Sorry not been quicker guys but we are all working people so only have few hours a week we can answer emails etc. I assure you that we will answer your email asap for you.

Thank you so much for banner dude.


----------



## jamesthornton (Nov 24, 2008)

Thats alright dude, If you need anymore in different sizes or like flyers/posters something give me a shout 

James


----------



## JamesJ (Apr 12, 2008)

Hey guys I have got your details im just a bit behind in adding the info and making the cards as im none-stop with another million and one jobs along the way :lol2: Ive added everyones details upto now to the database and ill be making the cards and sending them out tomorrow : victory: Keep the memberships coming :notworthy:


----------



## grunts4me (Mar 15, 2009)

thx guys im just wondering if im still allowed in to the society im only 12 lol oh and is the reptile expo members only


----------



## MarkB (Mar 2, 2009)

My partner and I can't wait for this!

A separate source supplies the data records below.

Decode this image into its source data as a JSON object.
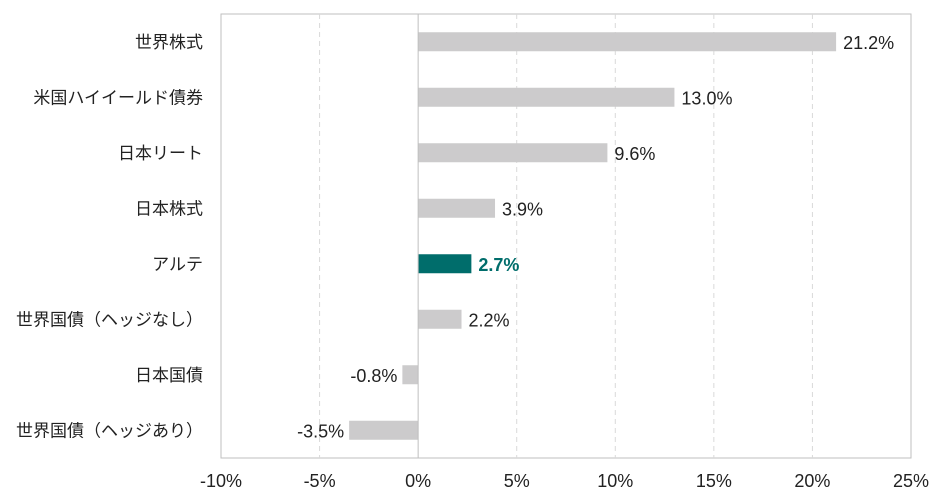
{
  "chart_data": {
    "type": "bar",
    "orientation": "horizontal",
    "title": "",
    "xlabel": "",
    "ylabel": "",
    "categories": [
      "世界株式",
      "米国ハイイールド債券",
      "日本リート",
      "日本株式",
      "アルテ",
      "世界国債（ヘッジなし）",
      "日本国債",
      "世界国債（ヘッジあり）"
    ],
    "values": [
      21.2,
      13.0,
      9.6,
      3.9,
      2.7,
      2.2,
      -0.8,
      -3.5
    ],
    "value_labels": [
      "21.2%",
      "13.0%",
      "9.6%",
      "3.9%",
      "2.7%",
      "2.2%",
      "-0.8%",
      "-3.5%"
    ],
    "highlight_index": 4,
    "xlim": [
      -10,
      25
    ],
    "xticks": [
      -10,
      -5,
      0,
      5,
      10,
      15,
      20,
      25
    ],
    "xtick_labels": [
      "-10%",
      "-5%",
      "0%",
      "5%",
      "10%",
      "15%",
      "20%",
      "25%"
    ],
    "grid": "vertical dashed",
    "colors": {
      "bar": "#cccbcc",
      "highlight": "#006d6b",
      "grid": "#d9d9d9",
      "axis": "#bfbfbf"
    }
  }
}
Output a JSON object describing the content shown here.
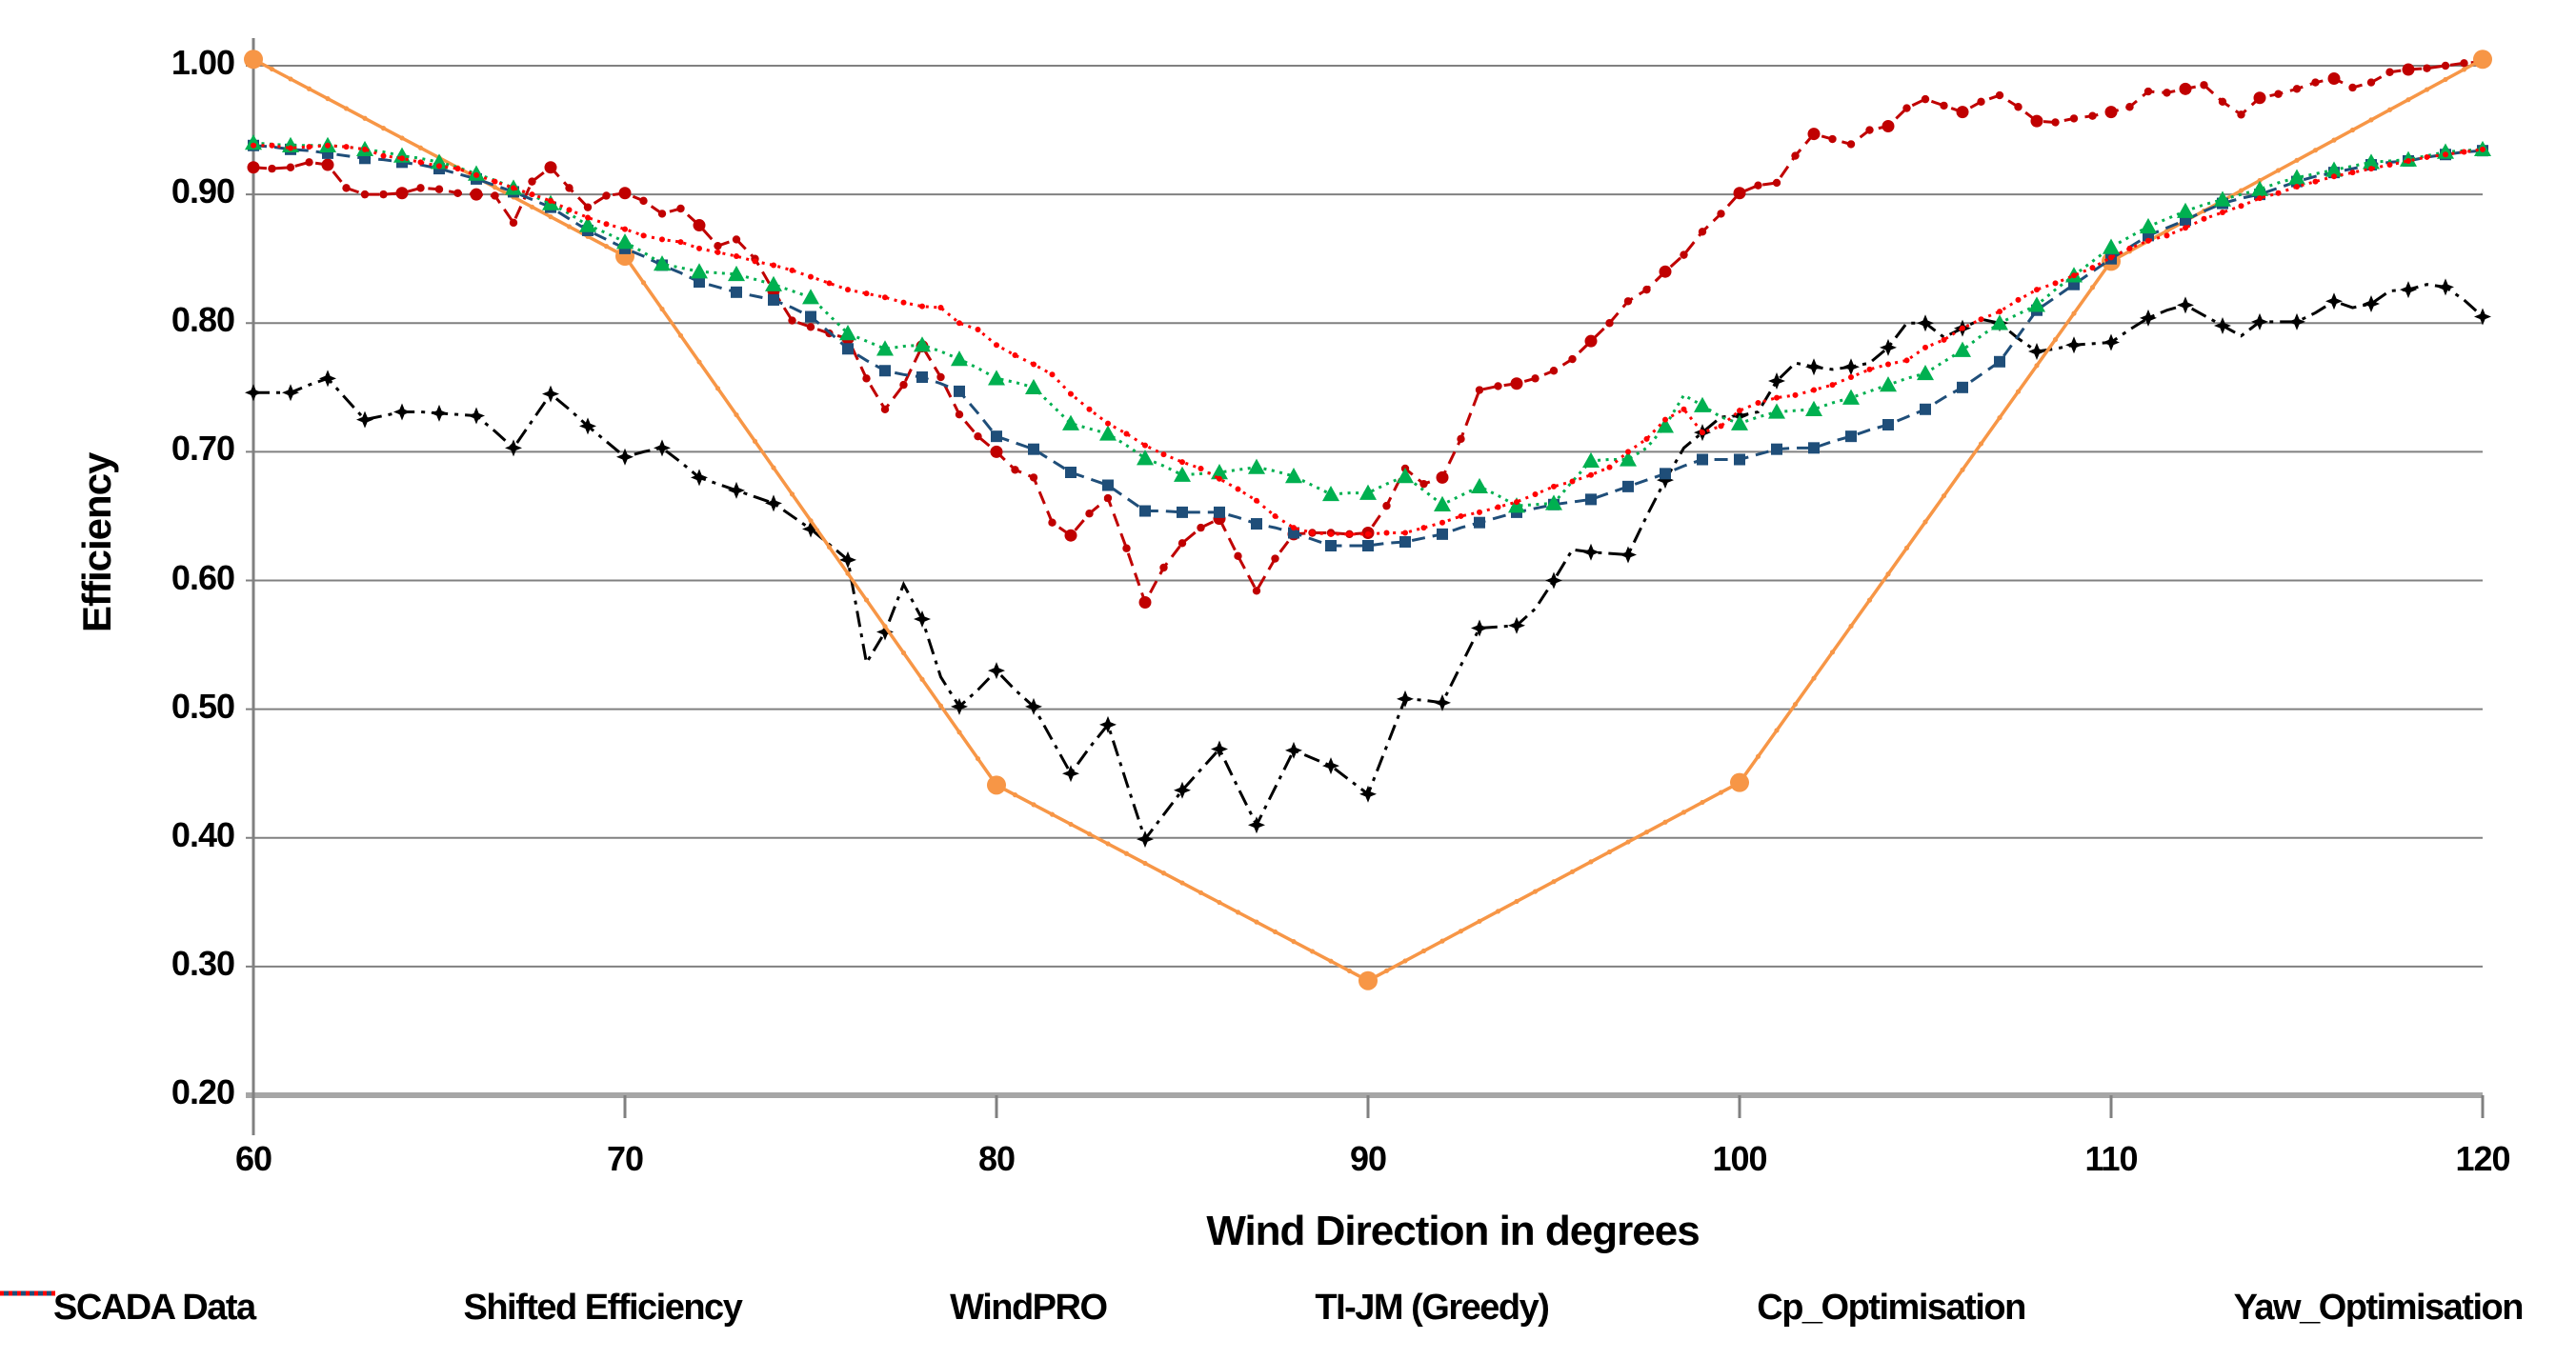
{
  "chart_data": {
    "type": "line",
    "title": "",
    "xlabel": "Wind Direction in degrees",
    "ylabel": "Efficiency",
    "xlim": [
      60,
      120
    ],
    "ylim": [
      0.2,
      1.0
    ],
    "x_ticks": [
      60,
      70,
      80,
      90,
      100,
      110,
      120
    ],
    "x_tick_labels": [
      "60",
      "70",
      "80",
      "90",
      "100",
      "110",
      "120"
    ],
    "y_ticks": [
      0.2,
      0.3,
      0.4,
      0.5,
      0.6,
      0.7,
      0.8,
      0.9,
      1.0
    ],
    "y_tick_labels": [
      "0.20",
      "0.30",
      "0.40",
      "0.50",
      "0.60",
      "0.70",
      "0.80",
      "0.90",
      "1.00"
    ],
    "grid": "horizontal",
    "legend_position": "bottom",
    "grid_color": "#808080",
    "axis_color": "#a6a6a6",
    "x_shared": [
      60,
      60.5,
      61,
      61.5,
      62,
      62.5,
      63,
      63.5,
      64,
      64.5,
      65,
      65.5,
      66,
      66.5,
      67,
      67.5,
      68,
      68.5,
      69,
      69.5,
      70,
      70.5,
      71,
      71.5,
      72,
      72.5,
      73,
      73.5,
      74,
      74.5,
      75,
      75.5,
      76,
      76.5,
      77,
      77.5,
      78,
      78.5,
      79,
      79.5,
      80,
      80.5,
      81,
      81.5,
      82,
      82.5,
      83,
      83.5,
      84,
      84.5,
      85,
      85.5,
      86,
      86.5,
      87,
      87.5,
      88,
      88.5,
      89,
      89.5,
      90,
      90.5,
      91,
      91.5,
      92,
      92.5,
      93,
      93.5,
      94,
      94.5,
      95,
      95.5,
      96,
      96.5,
      97,
      97.5,
      98,
      98.5,
      99,
      99.5,
      100,
      100.5,
      101,
      101.5,
      102,
      102.5,
      103,
      103.5,
      104,
      104.5,
      105,
      105.5,
      106,
      106.5,
      107,
      107.5,
      108,
      108.5,
      109,
      109.5,
      110,
      110.5,
      111,
      111.5,
      112,
      112.5,
      113,
      113.5,
      114,
      114.5,
      115,
      115.5,
      116,
      116.5,
      117,
      117.5,
      118,
      118.5,
      119,
      119.5,
      120
    ],
    "series": [
      {
        "name": "SCADA Data",
        "color": "#000000",
        "line_style": "dashdot",
        "marker": "star4",
        "marker_every": 2,
        "uses_shared_x": true,
        "y": [
          0.746,
          0.746,
          0.746,
          0.752,
          0.757,
          0.741,
          0.725,
          0.728,
          0.731,
          0.731,
          0.73,
          0.729,
          0.728,
          0.716,
          0.703,
          0.724,
          0.745,
          0.733,
          0.72,
          0.708,
          0.696,
          0.7,
          0.703,
          0.692,
          0.68,
          0.675,
          0.67,
          0.665,
          0.66,
          0.65,
          0.64,
          0.628,
          0.616,
          0.536,
          0.56,
          0.597,
          0.57,
          0.525,
          0.502,
          0.515,
          0.53,
          0.515,
          0.502,
          0.476,
          0.45,
          0.47,
          0.488,
          0.443,
          0.399,
          0.418,
          0.437,
          0.453,
          0.469,
          0.439,
          0.41,
          0.439,
          0.468,
          0.462,
          0.456,
          0.445,
          0.434,
          0.471,
          0.508,
          0.507,
          0.505,
          0.534,
          0.563,
          0.564,
          0.565,
          0.578,
          0.6,
          0.624,
          0.622,
          0.621,
          0.62,
          0.65,
          0.678,
          0.703,
          0.715,
          0.727,
          0.728,
          0.731,
          0.755,
          0.769,
          0.766,
          0.764,
          0.766,
          0.769,
          0.781,
          0.8,
          0.8,
          0.789,
          0.796,
          0.803,
          0.8,
          0.788,
          0.778,
          0.78,
          0.783,
          0.784,
          0.785,
          0.795,
          0.804,
          0.81,
          0.814,
          0.806,
          0.798,
          0.79,
          0.801,
          0.801,
          0.801,
          0.808,
          0.817,
          0.812,
          0.815,
          0.825,
          0.826,
          0.83,
          0.828,
          0.818,
          0.805
        ]
      },
      {
        "name": "Shifted Efficiency",
        "color": "#c00000",
        "line_style": "dashed",
        "marker": "circle",
        "marker_every": 1,
        "uses_shared_x": true,
        "y": [
          0.921,
          0.92,
          0.921,
          0.925,
          0.923,
          0.905,
          0.9,
          0.9,
          0.901,
          0.905,
          0.904,
          0.901,
          0.9,
          0.899,
          0.878,
          0.91,
          0.921,
          0.905,
          0.89,
          0.899,
          0.901,
          0.895,
          0.885,
          0.889,
          0.876,
          0.86,
          0.865,
          0.85,
          0.825,
          0.802,
          0.797,
          0.792,
          0.788,
          0.757,
          0.733,
          0.752,
          0.782,
          0.758,
          0.729,
          0.712,
          0.7,
          0.686,
          0.68,
          0.645,
          0.635,
          0.652,
          0.664,
          0.625,
          0.583,
          0.61,
          0.629,
          0.641,
          0.648,
          0.619,
          0.592,
          0.617,
          0.636,
          0.637,
          0.637,
          0.636,
          0.637,
          0.658,
          0.687,
          0.675,
          0.68,
          0.71,
          0.748,
          0.751,
          0.753,
          0.757,
          0.763,
          0.772,
          0.786,
          0.8,
          0.817,
          0.826,
          0.84,
          0.853,
          0.871,
          0.885,
          0.901,
          0.907,
          0.909,
          0.93,
          0.947,
          0.943,
          0.939,
          0.95,
          0.953,
          0.967,
          0.974,
          0.969,
          0.964,
          0.972,
          0.977,
          0.968,
          0.957,
          0.956,
          0.959,
          0.961,
          0.964,
          0.968,
          0.98,
          0.979,
          0.982,
          0.985,
          0.972,
          0.962,
          0.975,
          0.978,
          0.982,
          0.987,
          0.99,
          0.983,
          0.987,
          0.995,
          0.997,
          0.998,
          1.0,
          1.002,
          1.003
        ]
      },
      {
        "name": "WindPRO",
        "color": "#f79646",
        "line_style": "solid",
        "marker": "circle-large",
        "marker_every": 1,
        "uses_shared_x": false,
        "x": [
          60,
          70,
          80,
          90,
          100,
          110,
          120
        ],
        "y": [
          1.005,
          0.852,
          0.441,
          0.289,
          0.443,
          0.848,
          1.005
        ]
      },
      {
        "name": "TI-JM (Greedy)",
        "color": "#1f4e79",
        "line_style": "dashed",
        "marker": "square",
        "marker_every": 2,
        "uses_shared_x": true,
        "y": [
          0.938,
          0.937,
          0.935,
          0.934,
          0.932,
          0.93,
          0.928,
          0.927,
          0.925,
          0.923,
          0.92,
          0.916,
          0.912,
          0.907,
          0.902,
          0.896,
          0.89,
          0.881,
          0.872,
          0.865,
          0.858,
          0.852,
          0.845,
          0.839,
          0.832,
          0.828,
          0.824,
          0.821,
          0.818,
          0.812,
          0.805,
          0.793,
          0.78,
          0.771,
          0.763,
          0.76,
          0.758,
          0.753,
          0.747,
          0.73,
          0.712,
          0.707,
          0.702,
          0.693,
          0.684,
          0.679,
          0.674,
          0.664,
          0.654,
          0.654,
          0.653,
          0.653,
          0.653,
          0.649,
          0.644,
          0.641,
          0.637,
          0.632,
          0.627,
          0.627,
          0.627,
          0.629,
          0.63,
          0.633,
          0.636,
          0.641,
          0.645,
          0.649,
          0.653,
          0.656,
          0.659,
          0.661,
          0.663,
          0.668,
          0.673,
          0.678,
          0.683,
          0.689,
          0.694,
          0.694,
          0.694,
          0.698,
          0.702,
          0.703,
          0.703,
          0.708,
          0.712,
          0.717,
          0.721,
          0.727,
          0.733,
          0.742,
          0.75,
          0.76,
          0.77,
          0.79,
          0.81,
          0.82,
          0.83,
          0.84,
          0.85,
          0.859,
          0.868,
          0.874,
          0.88,
          0.887,
          0.893,
          0.897,
          0.9,
          0.905,
          0.91,
          0.914,
          0.917,
          0.92,
          0.923,
          0.925,
          0.926,
          0.929,
          0.931,
          0.933,
          0.934
        ]
      },
      {
        "name": "Cp_Optimisation",
        "color": "#00b050",
        "line_style": "dotted",
        "marker": "triangle",
        "marker_every": 2,
        "uses_shared_x": true,
        "y": [
          0.94,
          0.939,
          0.938,
          0.938,
          0.938,
          0.937,
          0.935,
          0.933,
          0.93,
          0.928,
          0.925,
          0.921,
          0.916,
          0.911,
          0.905,
          0.899,
          0.893,
          0.885,
          0.876,
          0.87,
          0.863,
          0.855,
          0.846,
          0.843,
          0.84,
          0.839,
          0.838,
          0.834,
          0.83,
          0.825,
          0.82,
          0.806,
          0.792,
          0.786,
          0.78,
          0.782,
          0.783,
          0.778,
          0.772,
          0.765,
          0.757,
          0.754,
          0.75,
          0.736,
          0.722,
          0.718,
          0.714,
          0.705,
          0.695,
          0.689,
          0.682,
          0.683,
          0.684,
          0.686,
          0.688,
          0.685,
          0.681,
          0.674,
          0.667,
          0.668,
          0.668,
          0.675,
          0.681,
          0.67,
          0.659,
          0.666,
          0.673,
          0.666,
          0.658,
          0.659,
          0.66,
          0.677,
          0.693,
          0.694,
          0.694,
          0.703,
          0.72,
          0.744,
          0.736,
          0.727,
          0.722,
          0.727,
          0.731,
          0.732,
          0.733,
          0.738,
          0.742,
          0.747,
          0.752,
          0.757,
          0.761,
          0.77,
          0.779,
          0.79,
          0.8,
          0.807,
          0.814,
          0.826,
          0.837,
          0.848,
          0.859,
          0.867,
          0.875,
          0.881,
          0.887,
          0.892,
          0.896,
          0.9,
          0.904,
          0.909,
          0.913,
          0.916,
          0.919,
          0.922,
          0.925,
          0.926,
          0.927,
          0.93,
          0.933,
          0.934,
          0.935
        ]
      },
      {
        "name": "Yaw_Optimisation",
        "color": "#ff0000",
        "line_style": "dotted",
        "marker": "dot",
        "marker_every": 1,
        "uses_shared_x": true,
        "y": [
          0.938,
          0.938,
          0.936,
          0.937,
          0.938,
          0.937,
          0.935,
          0.93,
          0.928,
          0.925,
          0.922,
          0.92,
          0.915,
          0.91,
          0.905,
          0.9,
          0.895,
          0.888,
          0.882,
          0.877,
          0.873,
          0.868,
          0.865,
          0.863,
          0.858,
          0.855,
          0.852,
          0.848,
          0.845,
          0.841,
          0.836,
          0.831,
          0.826,
          0.823,
          0.82,
          0.816,
          0.813,
          0.812,
          0.8,
          0.795,
          0.783,
          0.775,
          0.768,
          0.76,
          0.745,
          0.733,
          0.722,
          0.714,
          0.705,
          0.698,
          0.692,
          0.687,
          0.679,
          0.671,
          0.662,
          0.65,
          0.641,
          0.637,
          0.636,
          0.636,
          0.636,
          0.637,
          0.637,
          0.641,
          0.645,
          0.65,
          0.653,
          0.657,
          0.661,
          0.667,
          0.673,
          0.677,
          0.682,
          0.688,
          0.7,
          0.71,
          0.725,
          0.733,
          0.715,
          0.72,
          0.732,
          0.738,
          0.742,
          0.744,
          0.748,
          0.752,
          0.758,
          0.764,
          0.768,
          0.771,
          0.781,
          0.787,
          0.796,
          0.803,
          0.809,
          0.818,
          0.826,
          0.831,
          0.837,
          0.843,
          0.851,
          0.858,
          0.864,
          0.868,
          0.874,
          0.881,
          0.886,
          0.891,
          0.897,
          0.901,
          0.906,
          0.91,
          0.914,
          0.917,
          0.92,
          0.923,
          0.926,
          0.929,
          0.931,
          0.933,
          0.935
        ]
      }
    ]
  }
}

Taking her and her kids. Will be a job trying to resist coming home with a new reptile.


----------



## Zak (Jan 7, 2008)

grunts4me said:


> thx guys im just wondering if im still allowed in to the society im only 12 lol oh and is the reptile expo members only


Of course you can be a member! Age is no limit.

The expo is open to everyone but as your under 16 you'll have to bring someone over 16 ie parent, older brother/sister.


----------



## charlottej1983 (Oct 29, 2007)

:up::up::up:


----------